I know, I’m back on the birds. Its been a topsy turvy few weeks here at Plum Towers, and I’ve had several projects on the go (including a rather fabulous cardi for Mr PK!). He was away at his parents so I had a whole weekend to actually get things finished. Like this beauty for instance.
This isn’t my first shirtdress, but its the first one I’m excited to wear. The Lenox Shirtdress from Cashmerette is a princess seamed beauty, with pockets, and several collar & skirt options that, in my not so humble opinion at least, looks pretty darn fab!
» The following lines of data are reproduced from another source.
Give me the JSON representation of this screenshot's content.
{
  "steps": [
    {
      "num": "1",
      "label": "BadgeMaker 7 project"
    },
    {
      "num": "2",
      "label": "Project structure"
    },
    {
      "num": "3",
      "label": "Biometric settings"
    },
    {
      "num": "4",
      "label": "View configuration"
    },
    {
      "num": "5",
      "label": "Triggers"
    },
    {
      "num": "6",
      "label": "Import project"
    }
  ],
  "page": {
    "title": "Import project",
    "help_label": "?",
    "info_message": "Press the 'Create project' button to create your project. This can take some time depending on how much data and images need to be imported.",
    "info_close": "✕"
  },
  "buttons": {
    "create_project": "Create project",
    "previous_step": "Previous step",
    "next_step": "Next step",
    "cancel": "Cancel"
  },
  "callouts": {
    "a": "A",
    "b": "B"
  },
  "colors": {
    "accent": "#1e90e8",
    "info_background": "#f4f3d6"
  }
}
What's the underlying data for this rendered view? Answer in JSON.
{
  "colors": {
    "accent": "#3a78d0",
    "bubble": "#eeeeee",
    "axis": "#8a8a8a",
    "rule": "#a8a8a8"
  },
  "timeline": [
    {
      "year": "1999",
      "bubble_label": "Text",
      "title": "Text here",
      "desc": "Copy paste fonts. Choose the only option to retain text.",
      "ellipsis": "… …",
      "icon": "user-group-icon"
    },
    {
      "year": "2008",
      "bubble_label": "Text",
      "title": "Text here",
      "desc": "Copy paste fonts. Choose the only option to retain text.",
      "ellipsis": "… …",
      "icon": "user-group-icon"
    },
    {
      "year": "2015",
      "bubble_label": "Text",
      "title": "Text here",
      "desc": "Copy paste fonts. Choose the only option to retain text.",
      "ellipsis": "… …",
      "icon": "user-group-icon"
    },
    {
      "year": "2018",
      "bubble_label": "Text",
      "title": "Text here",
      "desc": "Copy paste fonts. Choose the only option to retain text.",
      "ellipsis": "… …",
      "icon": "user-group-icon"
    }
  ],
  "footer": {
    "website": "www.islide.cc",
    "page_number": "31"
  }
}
Now first up let me be clear. This started life as my second muslin (or toile, or “be sensible for once in your life & do a practice run”) The fabric is from Spotlight, found at the bottom of a pile of rayon looking rather worse for wear. It was super cheap on sale plus I had a voucher to use. Its a nice dark navy, which I’ve noticed when it comes to cheaper fabrics, is so much nicer than black, which can look a bit faded.
Why a muslin? Because with princess seams, skirt gathering, my chunky arms and actually getting a tad sensible in my dotage, it seemed like a good idea. There was a lot that could go wrong., hoping for the best probably wasn’t going to cut it…

I initially cut up a stained linen table cloth and mocked up just the bodice & one sleeve. There is plenty of ease through the hips of this pattern, so I knew the skirt would be fine. In the bust I cut a size 16 , I’ve learnt through experience using other Cashmerette pattern to go with a 16 for my 44′ bust. I’m quite narrow through the shoulders & don’t have a big difference between my high & full bust, so an 18 is just to generous. Oh the beauty of knowing a particular pattern company!
I added approx 1.5 cm to the sleeve using the cut & spread method from the Curvy Sewing Collective tutorial , I’m extremely conscious of a tight sleeve (overstuffed sausage casing always springs to mind…??) and have 16 ” biceps, if your arms are less generous I wouldn’t bother. Also note I didn’t change the size of the sleeve cuff pieces, and they were fine.
I graded from a 16 bust through to a 20 waist & hips. It wasn’t complicated, and I’m so glad I did, the waist feels comfortable without lots of baggy fabric around my bust. Even on my best body positive day baggy & bust are two words I never want to hear in the same sentence hey…

I’ve no idea what I did cutting out the waistband, but one ended up about 3 cm shorter than the other, which wasn’t ideal. I ended up making the seam allowance on the button band wider to hide it….which in hindsight (oh you clever minx hindsight!) wasn’t that clever, I should have just not been a lazy cow & cut a new waistband.
What did I learn? When using rayon pins, pins , pins & then maybe just a few more pins for good luck. It really did make life easier. Gosh I’m sounding so grown up, two muslin’s, extra pins…?!
Ok, this puppy isn’t perfect. The waistband issue aside, I also seem to be showing way more cleavage than the pattern pics . I’m ok with the girls on show, but I still don’t know what I did to make my neckline so much lower? Also the collar band is a bit floppy, but I suspect that’s my choice of interfacing…I’ve only just learned there is more than one kind.
But , my Mother non-withstanding, who will pick it in a heartbeat, (she has form, she picked sleevegate straight away), can you see the big difference? My shirtdress buttons on the opposite side. I don’t know why men & woman are supposed to button their shirts differently, but after my waistband snafu my button band was a bit narrow, so I thought I’d put the most attractive one in front. Naturally Sod’s Law indicated this would be the incorrect one. I’m a rebel & I’ll possibly never be any good (although Im trying…)

It’s a bit chilly still in Auckland, despite being nearly summer, so tights were welcome, along with my fav pink suede shoes (Jigsaw, from about 15 years ago…) I love opaque tights & coloured shoes, despite not being at my most elegant walking in heels. Who didn’t watch Sarah Jessica Parker in SATC walking (running??!) New York City’s uneven pavements & think WTF? I’d have spent the entire series at physio wearing trainers…
The final accessory? An Erstwilder brooch from my sister, what could be more perfect than a cat with attitude on a sea of birds…???
Will I being making more Lenox dresses? Oh yes, so comfortable to wear, I love the look & now I’ve made one I know what tweaks I need to make going forward. Nice.
Hope you have had a lovely weekend, did you manage to get any sewing done?